Ein später Nachmittag…
… am Schreibtisch. Das Konzept für einen Workshop über ganz „trockene“ Themen soll hier entstehen und wachsen. Ich quäle mich. Mir will einfach nichts Gutes einfallen. Das Wetter draußen schlägt vor Schönheit Purzelbäume, und der Blick aus dem Fenster zeigt mir die Schönheit eines beginnenden Sommerabends. Längst hat sich die Sonne in Stellung gebracht hat, um die Welt aufs Neue von ihrem Zauber zu überzeugen. Und ich lasse mich nur zu gerne von dem Blick in die Weite (und gerne auch von allem anderen) ablenken.
Meine Füße unter dem Schreibtisch spielen schon seit einiger Zeit mit einem Karton, den ich schließlich (ja, ich muss meinen Workshop vorbereiten. Aber…) hervorkrame. Darin verwahrt sind Fotos längst vergangener Zeiten: Alte Schwarz/Weiß-Aufnahmen meiner Eltern als Kinder, Jugendliche und junge Menschen, zum Teil verblichen (und alle mit der Patina, die wir Fotografen heute unseren Bilder so gerne bei der Entwicklung mitgeben). Auch Bilder meiner eigenen Kindheit finde ich darin in den Farben der alten Agfa und Kodakfilme der Siebziger Jahre – auch das wieder in der Retrowelle total angesagt.
Aber sind nicht die Farben, nicht die Technik, die mich in diesem Augenblick bewegen. Nein, es ist etwas anderes: An einem Foto bleibe ich hängen. Es zeigt mich, meinen Bruder und meine Mutter in einer Fahrtpause während eines Sonntagsausflugs.
Beim Betrachten dieses Fotos wird mir plötzlich und unmittelbar bewußt, wie sehr es für eine bestimmte Zeit steht. Es zeigt all das, was ich mit dieser Kindheitsphase (die sonntäglichen Ausflüge mit Spaziergang und langweiligen Kaffee- und Kuchensitzungen bei Onkel und Tanten) verbinde. Das Foto steht nicht nur für diesen einen konkreten Ausflug, sondern es wird zum Sinnbild für einen ganzen Kindheitsabschnitt. Wenn mich jemand nach dieser Zeit fragt, so habe ich dieses Foto vor Augen.

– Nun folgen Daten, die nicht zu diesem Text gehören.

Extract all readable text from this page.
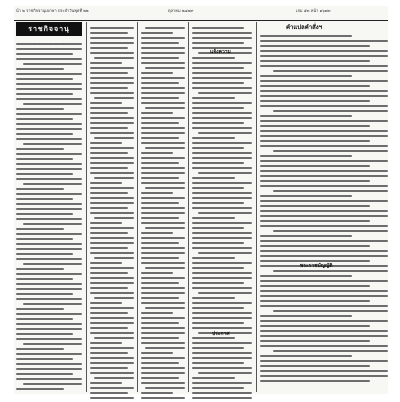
น้า ๒ ราชกิจจานุเบกษา ประจำวันพุธที่ ๒๒	ตุลาคม ๒๔๗๙	เล่ม ๕๓ หน้า ๑๖๗๓
ราชกิจจานุ	คำแปลคำสั่งฯ
พระราชบัญญัติ
ประกาศ
แจ้งความ
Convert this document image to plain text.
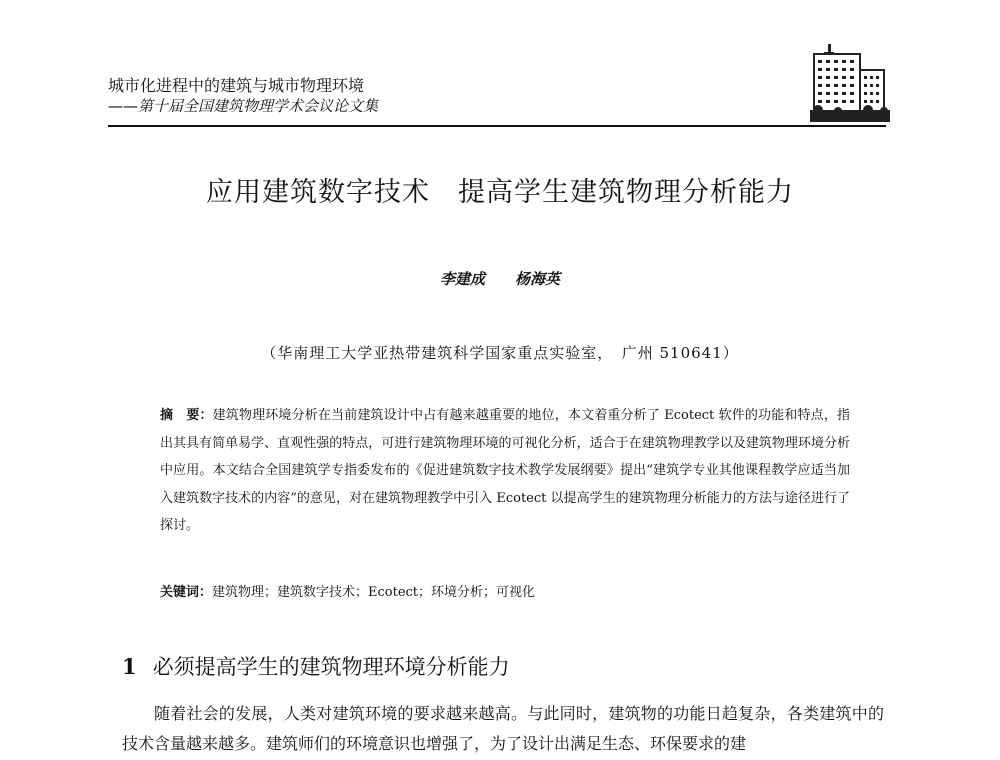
城市化进程中的建筑与城市物理环境
——第十届全国建筑物理学术会议论文集
应用建筑数字技术　提高学生建筑物理分析能力
李建成　　杨海英
（华南理工大学亚热带建筑科学国家重点实验室，　广州 510641）
摘　要：建筑物理环境分析在当前建筑设计中占有越来越重要的地位，本文着重分析了 Ecotect 软件的功能和特点，指出其具有简单易学、直观性强的特点，可进行建筑物理环境的可视化分析，适合于在建筑物理教学以及建筑物理环境分析中应用。本文结合全国建筑学专指委发布的《促进建筑数字技术教学发展纲要》提出“建筑学专业其他课程教学应适当加入建筑数字技术的内容”的意见，对在建筑物理教学中引入 Ecotect 以提高学生的建筑物理分析能力的方法与途径进行了探讨。
关键词：建筑物理；建筑数字技术；Ecotect；环境分析；可视化
1 必须提高学生的建筑物理环境分析能力
随着社会的发展，人类对建筑环境的要求越来越高。与此同时，建筑物的功能日趋复杂，各类建筑中的技术含量越来越多。建筑师们的环境意识也增强了，为了设计出满足生态、环保要求的建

Auch das kann ein Foto leisten: Es kann für eine Zeit stehen, für eine Ära , für einen Abschnitt. Und eInige der bedeutenden Fotografien tun das auch. Sie sind das Symbol ihrer Zeit geworden. – Ich mag diesen Gedanken. Auch für meine eigenen Fotos. Ich werde mein Archiv danach mal „untersuchen“ –
Und dieser Gedanke regt auch offenbar die kreativen Bereiche meines Hirns an… Nun endlich geht auch die Workshop-Planung.
Habt Ihr auch solche Fotos? Also Bilder, die als Stellvertreter für eine bestimmte Phase in Eurem Leben stehen? Und mögt Ihr die vielleicht auch mal in eigenen Blogbeiträgen zeigen?
Die beiden anderen Fotos dieses Beitrags werden vielleicht auch einmal als Synonym für einen Lebensabschnitt stehen. Für mich haben sie das Zeug dazu ,
Ach ja, solche Fotos hat wohl jeder, was vermutlich auch daran liegt, dass wir gar nicht so viele Fotos haben. Wie es wohl den jetzigen Kindern später geht, deren Leben fast schon minutiös fotografisch dokumentiert wird? (Falls die Daten nicht im digitalem Jenseits verschwinden ;-))
Mir geht es übrigens viel intensiver mit Musik so.
Schöner Beitrag!
LG, Conny
Ich muß wohl mal in den Fotoalben meiner Mutter graben, vielleicht finde ich da was 😉 Es sind ja oft eigentlich eher unspektakuläre Aufnahmen aus dem privaten Leben, die aber tatsächlich im Moment des Betrachtens bestimmte Emotionen aus der Vergangenheit wieder präsent werden lassen. Das ist ein tolles Gefühl, ich kann auch gut nachvollziehen, daß es mit der Musik ähnlich ist.
LG kiki
Stimmt, da hat sich im laufe der Jahre so einiges an Fotos angesammelt. Aber ob die wirklich noch jemand sehen möchte? Da greife ich lieber mal nach einer alten Schallplatte. Die Erinnerungen die dann kommen sind intensiver. 😉
Liebe Grüße, Gerd
Da ist was dran, lieber Gerd: Bei Musik geht mir das auch so. Aber auch da sind es neben der Musik oft auch das Cover oder das Inlet. Also wieder Bilder, die Erinnerungen auslösen.